Id. at 304, 576 P.2d at 492; Lo Piano v. Hunter, 173 Ariz. 172, 175-76, 840 P.2d 1037, 1040-43 (App. 1992) (holding that reimbursement provision was an unenforceable assignment of a personal injury claim). So it is still up in the air whether such assignments are valid.
Anyway, the substantive thrust of the Court's holding was to explain the difference between assignments of legal malpractice claims and professional negligence claims against insurance agents. Without holding whether legal malpractice claims were assignable, the Court went on to "assume they are not" and distinguished the attorney-client relationship with the insurance agent-client relationship, essentially saying that the later was of a lesser duty (i.e., generally not a fiduciary, which was a bit of a surprise to me) and drawing on other differences (without saying why the differences made a difference by the way). The Court just concluded that the relationship with an insurance agent was not "uniquely personal" to justify making claims against an insurance agent non-assignable.

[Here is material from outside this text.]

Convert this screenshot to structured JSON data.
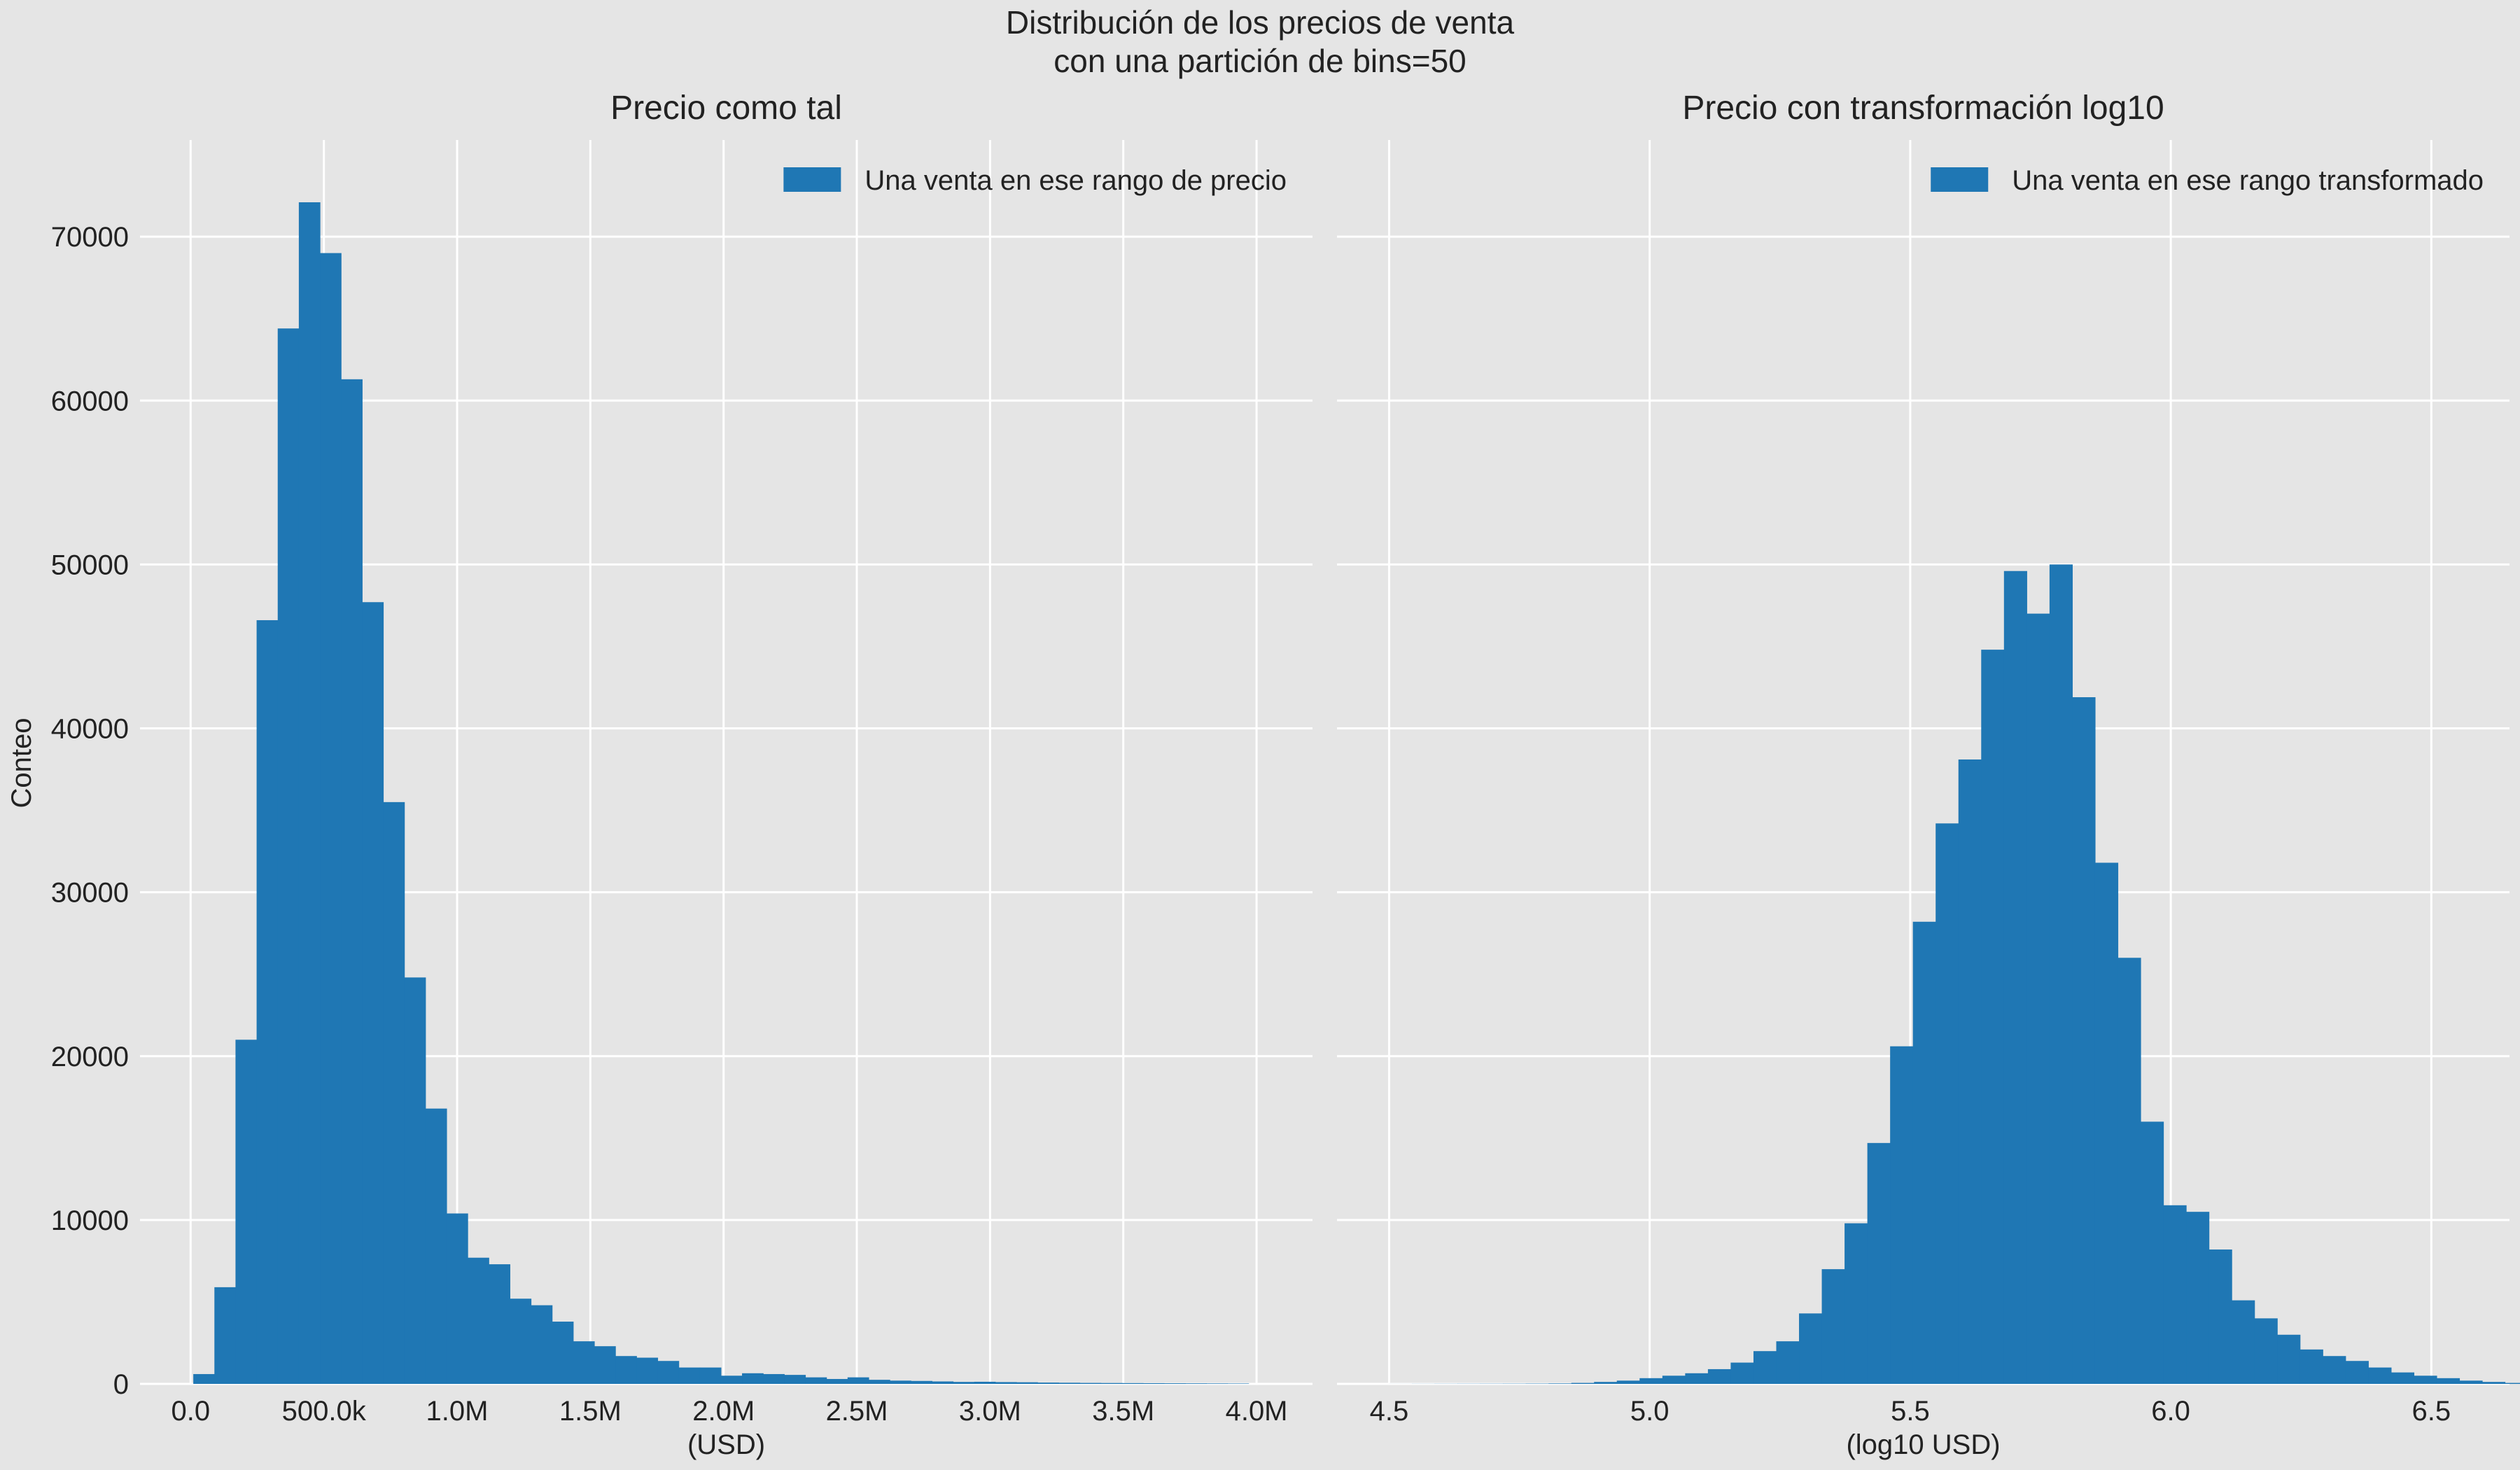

Next, the Court addressed public policy arguments. Surely, the best line in this section is the following refreshing dose of common sense to the argument that allowing such assignments would "commercialize" the insurer-client relationship: "Although the agent-client relationship has personal dimensions, it arises from a commercial transaction - the purchase of insurance. It is therefore odd to suggest that it should not be commercialized." This, of course, begs the question -- isn't the relationship between an attorney and client commercial? That is, it involves the commercial exchange of money for services, so why should it get any different treatment?
It is probably too much to hope for, namely -- the complete abolition of anti-assignment law -- and even though it sometimes helps clients in the lien context, it has always seemed unnecessarily paternalistic and outdated to me, especially the nonsense about "trafficking in personal injury claims." Still, it was nice to see the Court tip its hat, in footnote 3, to commentators "who advocate allowing assignment of all tort claims."
In fact, the Court alluded to the inconsistent and strange genesis of the non-assignablity issue, noting that "[a]s courts became more accessible and litigation a more accepted means for resolving disputes, the prohibition on assignment gradually became the exception rather than the rule." The Court explained that the rationale behind the "exception" of prohibiting assignment of personal injury claims was basically tied to the idea that the claims were "personal" and did not survive death, therefore, they could not be assigned during the person's lifetime. But the Court observed:
This "survivability" test did not itself survive in Arizona after 1955, when the legislature enacted a [now amended] statute providing for the survival of most causes of action, including personal injury claims. Although this statute undermined one rationale for refusing to allow the assignment of personal injury claims, courts did not abolish the rule. Instead, they resurrected the common law public policy rationale - fear of vexatious litigation.
In other words, the reason we still have non-assignment law today is simply a function of judicial activism from 50 years ago. So it's possible that, one day, courts will see it differently -- afterall, who would have thought the Court would permit assignment of a claim against an insurance agent, but not a lawyer?